The JFK Assassination: Conspiracy, Photos, Facts, Autopsy, Documentary Evidence (2007)

Garrison was notable for being among the first to assert that there were two conspiracies: The first conspiracy being the one which engineered the assassination of the president; the second conspiracy being the deliberate cover-up by the Warren Commission to hide the true facts of the assassination.

Shaw was acquitted in March, 1969, and the conspiracy movement was dealt a blow as Garrison’s trial was widely seen as a debacle, with many researchers denouncing Garrison as a fraud and megalomaniac. Further, as conspiracy theorist Robert Anson put it, because of Garrison, “bills in Congress asking for a new investigation were quietly shelved.” Nevertheless, the trial opened new avenues of investigations for the movement, particularly with previously unexplored New Orleans connections and links of others to Oswald.

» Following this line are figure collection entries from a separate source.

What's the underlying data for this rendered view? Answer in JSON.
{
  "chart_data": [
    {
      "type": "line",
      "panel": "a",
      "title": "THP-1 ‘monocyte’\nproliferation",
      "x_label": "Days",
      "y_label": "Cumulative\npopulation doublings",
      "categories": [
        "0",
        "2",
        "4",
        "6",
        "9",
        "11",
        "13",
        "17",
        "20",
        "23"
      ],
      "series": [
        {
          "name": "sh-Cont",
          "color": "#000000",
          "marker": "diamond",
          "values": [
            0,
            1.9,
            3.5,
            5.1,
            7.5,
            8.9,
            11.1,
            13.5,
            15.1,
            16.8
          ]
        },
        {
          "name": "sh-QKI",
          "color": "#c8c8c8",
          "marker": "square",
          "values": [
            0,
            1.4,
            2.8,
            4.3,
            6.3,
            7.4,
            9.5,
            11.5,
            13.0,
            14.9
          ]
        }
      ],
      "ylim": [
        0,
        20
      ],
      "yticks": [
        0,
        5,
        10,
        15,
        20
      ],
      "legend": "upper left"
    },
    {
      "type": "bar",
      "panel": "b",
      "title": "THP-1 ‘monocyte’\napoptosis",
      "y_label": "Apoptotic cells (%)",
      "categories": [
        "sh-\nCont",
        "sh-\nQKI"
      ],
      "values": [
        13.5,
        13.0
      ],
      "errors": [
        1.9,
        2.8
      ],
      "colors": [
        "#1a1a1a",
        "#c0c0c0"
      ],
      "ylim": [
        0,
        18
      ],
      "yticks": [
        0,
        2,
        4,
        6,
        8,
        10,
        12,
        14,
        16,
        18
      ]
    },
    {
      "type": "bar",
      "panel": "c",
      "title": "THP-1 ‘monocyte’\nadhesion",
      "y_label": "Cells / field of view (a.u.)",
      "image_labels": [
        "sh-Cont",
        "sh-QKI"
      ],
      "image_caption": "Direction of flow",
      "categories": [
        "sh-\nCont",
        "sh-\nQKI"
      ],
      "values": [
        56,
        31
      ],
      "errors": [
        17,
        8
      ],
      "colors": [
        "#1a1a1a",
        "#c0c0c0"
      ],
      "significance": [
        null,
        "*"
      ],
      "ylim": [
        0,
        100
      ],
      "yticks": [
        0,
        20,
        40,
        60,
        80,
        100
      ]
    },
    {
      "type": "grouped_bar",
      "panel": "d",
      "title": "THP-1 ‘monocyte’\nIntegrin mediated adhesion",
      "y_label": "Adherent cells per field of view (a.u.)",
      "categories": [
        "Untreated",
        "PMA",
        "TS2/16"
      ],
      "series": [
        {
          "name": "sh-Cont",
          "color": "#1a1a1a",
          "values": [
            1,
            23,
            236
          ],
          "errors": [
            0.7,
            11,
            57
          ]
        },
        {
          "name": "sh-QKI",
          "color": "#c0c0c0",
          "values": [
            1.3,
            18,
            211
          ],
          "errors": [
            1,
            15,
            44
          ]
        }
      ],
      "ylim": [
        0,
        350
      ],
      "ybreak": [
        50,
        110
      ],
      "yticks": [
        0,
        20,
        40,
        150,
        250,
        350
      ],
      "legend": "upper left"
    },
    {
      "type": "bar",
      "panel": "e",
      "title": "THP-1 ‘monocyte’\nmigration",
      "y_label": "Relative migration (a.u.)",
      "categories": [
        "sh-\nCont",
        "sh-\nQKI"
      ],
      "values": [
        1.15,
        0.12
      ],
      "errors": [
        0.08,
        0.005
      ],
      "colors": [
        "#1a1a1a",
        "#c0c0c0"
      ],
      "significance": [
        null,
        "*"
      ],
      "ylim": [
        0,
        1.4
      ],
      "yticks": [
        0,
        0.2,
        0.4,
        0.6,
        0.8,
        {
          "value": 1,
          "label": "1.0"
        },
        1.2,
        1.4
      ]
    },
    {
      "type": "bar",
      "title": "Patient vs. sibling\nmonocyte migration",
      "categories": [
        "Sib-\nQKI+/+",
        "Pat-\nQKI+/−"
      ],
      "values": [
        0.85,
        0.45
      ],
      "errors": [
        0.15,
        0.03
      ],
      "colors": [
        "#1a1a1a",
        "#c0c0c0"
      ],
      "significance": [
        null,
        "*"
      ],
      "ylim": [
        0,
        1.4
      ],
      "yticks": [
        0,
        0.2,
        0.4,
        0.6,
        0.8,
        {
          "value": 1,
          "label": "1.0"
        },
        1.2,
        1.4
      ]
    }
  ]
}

The year 1973 saw the release of the film Executive Action starring Burt Lancaster, the first Hollywood depiction of events surrounding the assassination. In the film, three gunmen shoot President Kennedy in a conspiracy led by right-wing elements and military/industrial interests. That year also saw the formation of the Assassination Information Bureau. The influential group spoke to ever-growing audiences at hundreds of colleges throughout the United States, urging a reopening of the investigation, and was ultimately instrumental in the realization of that goal in 1977.

In March 1975, Good Night America broadcast, for the first time, the Zapruder film, with an audience of millions watching. Almost immediately, with the film showing a backward snap of President Kennedy’s head, indicating to many a shot from the right front and hence a conspiracy, there were new demands for a re-investigation. The findings of the Rockefeller Commission that year and the Church Committee the next year added impetus to calls for a new inquiry, which was realized by the House Select Committee on Assassinations (HSCA) from 1977 to 1979. That investigation concluded President Kennedy “was probably assassinated as a result of a conspiracy”.

While the HSCA’s conclusion was welcomed by many in the conspiracy community, the HSCA’s inability to name any players in the conspiracy they identified, and their actions in sealing much of their documentation, left many in the community frustrated.
Numerous books, television shows and articles continued to appear. Writing in 2007, Vincent Bugliosi said, “close to one thousand books” had been published on the subject of the assassination, of which “over 95 percent” were pro-conspiracy. Some notable books to 1990 were Anthony Summers’ Conspiracy (later revised and published as Not in Your Lifetime, David Lifton’s best-selling Best Evidence, both published in 1980, and Henry Hurt’s Reasonable Doubt in 1985. The Summers and Hurt books explore many of the prominent conspiracy theories, while Lifton argues that President Kennedy’s wounds were altered before the autopsy to frame Oswald. Jim Marrs published Crossfire in 1989, the same year High Treason, by Robert J. Groden and Harrison Livingstone was published. The latter book argued the autopsy photos were altered to give the appearance that wounds were caused by shots from a single gunman.
By the late 80s, interest in the subject among the general public was waning.[160] One theory for this from writer Pete Hamill was that by 1988, “an entire generation had come to maturity with no memory at all of the Kennedy years.” In 1991, Oliver Stone’s film JFK introduced the subject — and many of the attendant conspiracy theories — to a new generation of Americans. The sudden renewed interest in the assassination led to the passage by Congress of the JFK Records Act in 1992. The Act created the Assassination Records Review Board to implement the Act’s mandate to release all sealed documents related to the assassination. Thousands of documents were released between 1994 and 1998, providing new material for researchers.

To date, there is no consensus on who, among many players, may have been involved in a conspiracy to kill President Kennedy. Those often mentioned as being part of a conspiracy include Jack Ruby, organized crime as an organization or organized crime individuals, the CIA, the FBI, the Secret Service, the KGB, right-wing groups or right-wing individuals, President Lyndon Johnson, pro- or anti-Castro Cubans, the military and/or industrial groups allied with the military.